Now we’re ready for sports cars. Novell embraced the Road and Track principle back when it first released Netware — it took out everything that didn’t make file and print services run faster. Microsoft, in contrast, tried to use one code base to run desktops, file-and-print services, database management, application services, and batch processing. It’s as silly as building a vehicle to serve as race car, truck, airplane, locomotive, and combat vehicle. It’s why an Internet browser is now integral to a server operating system — the embodiment of pointlessness.
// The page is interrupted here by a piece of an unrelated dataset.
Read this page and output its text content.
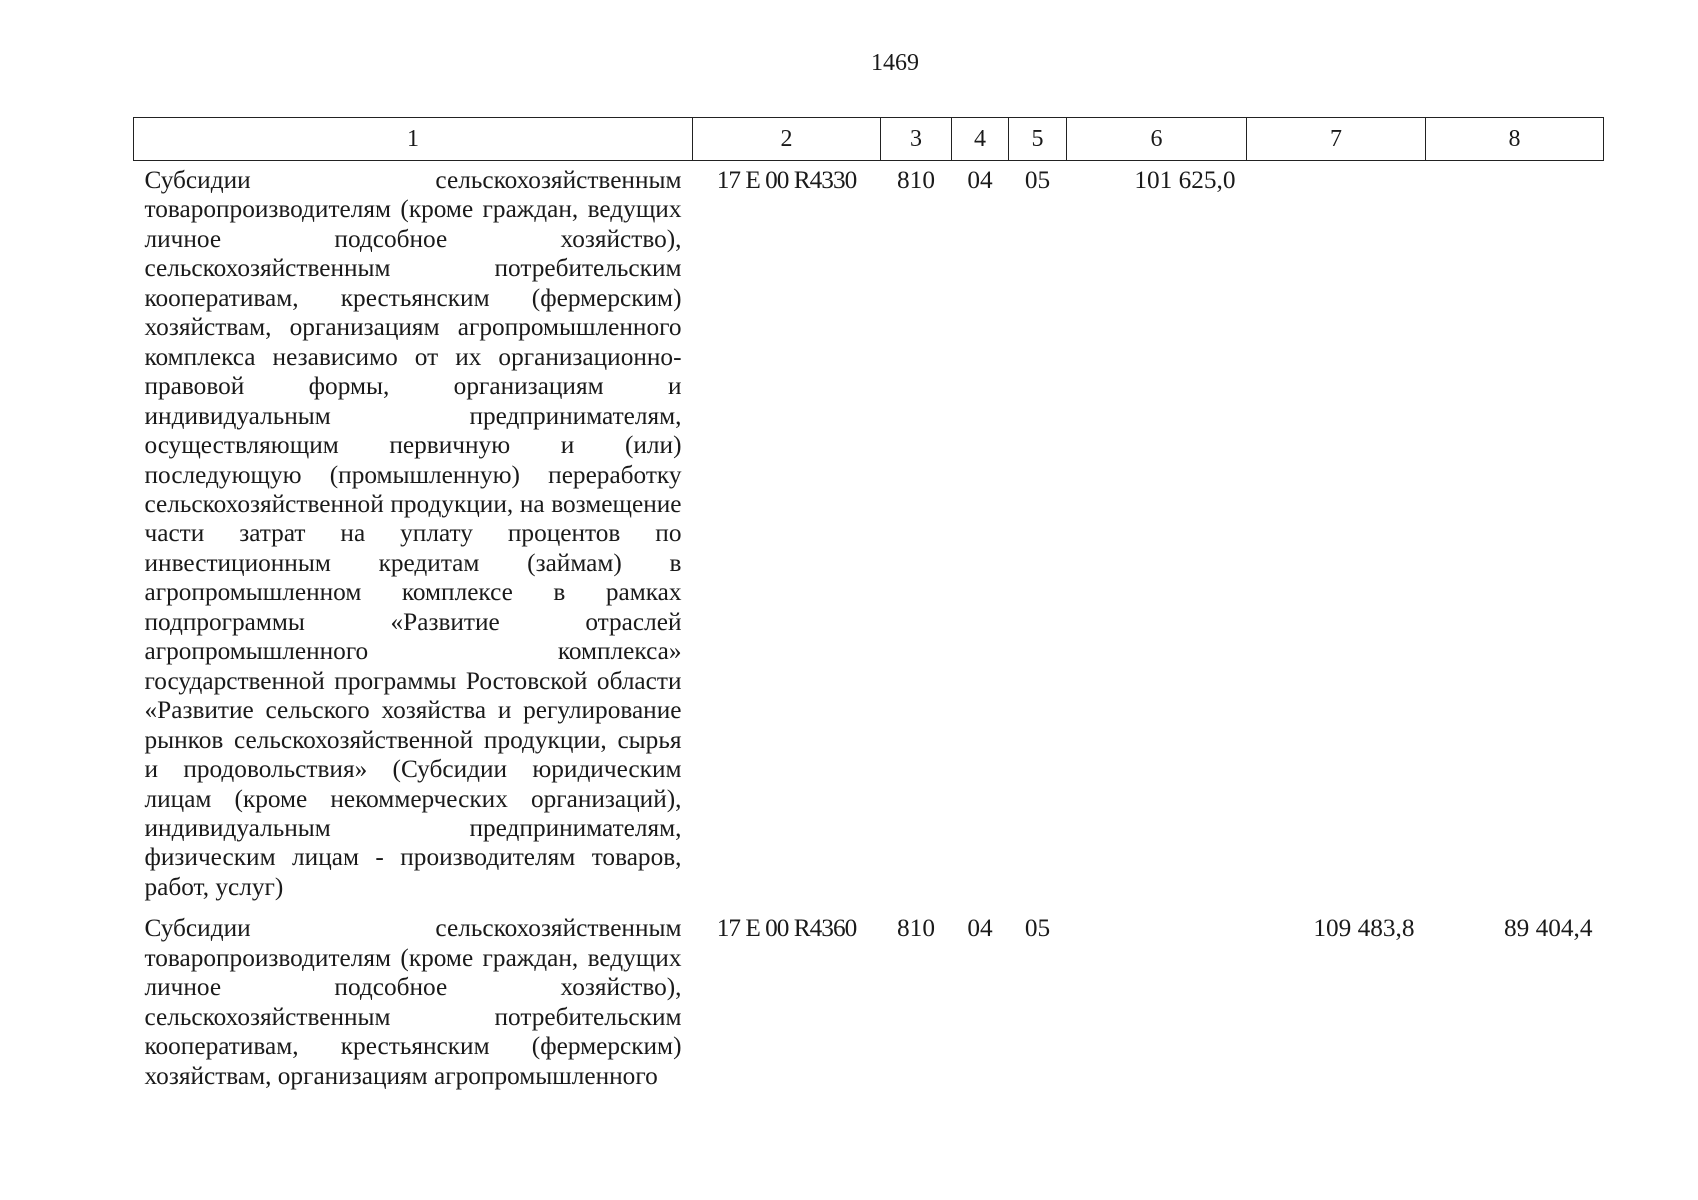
1469
1	2	3	4	5	6	7	8
Субсидии сельскохозяйственным товаропроизводителям (кроме граждан, ведущих личное подсобное хозяйство), сельскохозяйственным потребительским кооперативам, крестьянским (фермерским) хозяйствам, организациям агропромышленного комплекса независимо от их организационно-правовой формы, организациям и индивидуальным предпринимателям, осуществляющим первичную и (или) последующую (промышленную) переработку сельскохозяйственной продукции, на возмещение части затрат на уплату процентов по инвестиционным кредитам (займам) в агропромышленном комплексе в рамках подпрограммы «Развитие отраслей агропромышленного комплекса» государственной программы Ростовской области «Развитие сельского хозяйства и регулирование рынков сельскохозяйственной продукции, сырья и продовольствия» (Субсидии юридическим лицам (кроме некоммерческих организаций), индивидуальным предпринимателям, физическим лицам - производителям товаров, работ, услуг)	17 Е 00 R4330	810	04	05	101 625,0		
Субсидии сельскохозяйственным товаропроизводителям (кроме граждан, ведущих личное подсобное хозяйство), сельскохозяйственным потребительским кооперативам, крестьянским (фермерским) хозяйствам, организациям агропромышленного	17 Е 00 R4360	810	04	05		109 483,8	89 404,4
Microsoft has oversold its products so excessively that it’s credibility is lost, and the results will be excruciating. Look for the first public symptoms later this year: More reorganizations, staff departures, statements about “focusing on core competencies” … and, from The IS Survival Guide, Dirty Harry’s A-Man’s-Got-To-Know-His-Limitations Award, for messing up a stupendous opportunity to do things differently and better.

In 2000, Microsoft’s implosion will begin.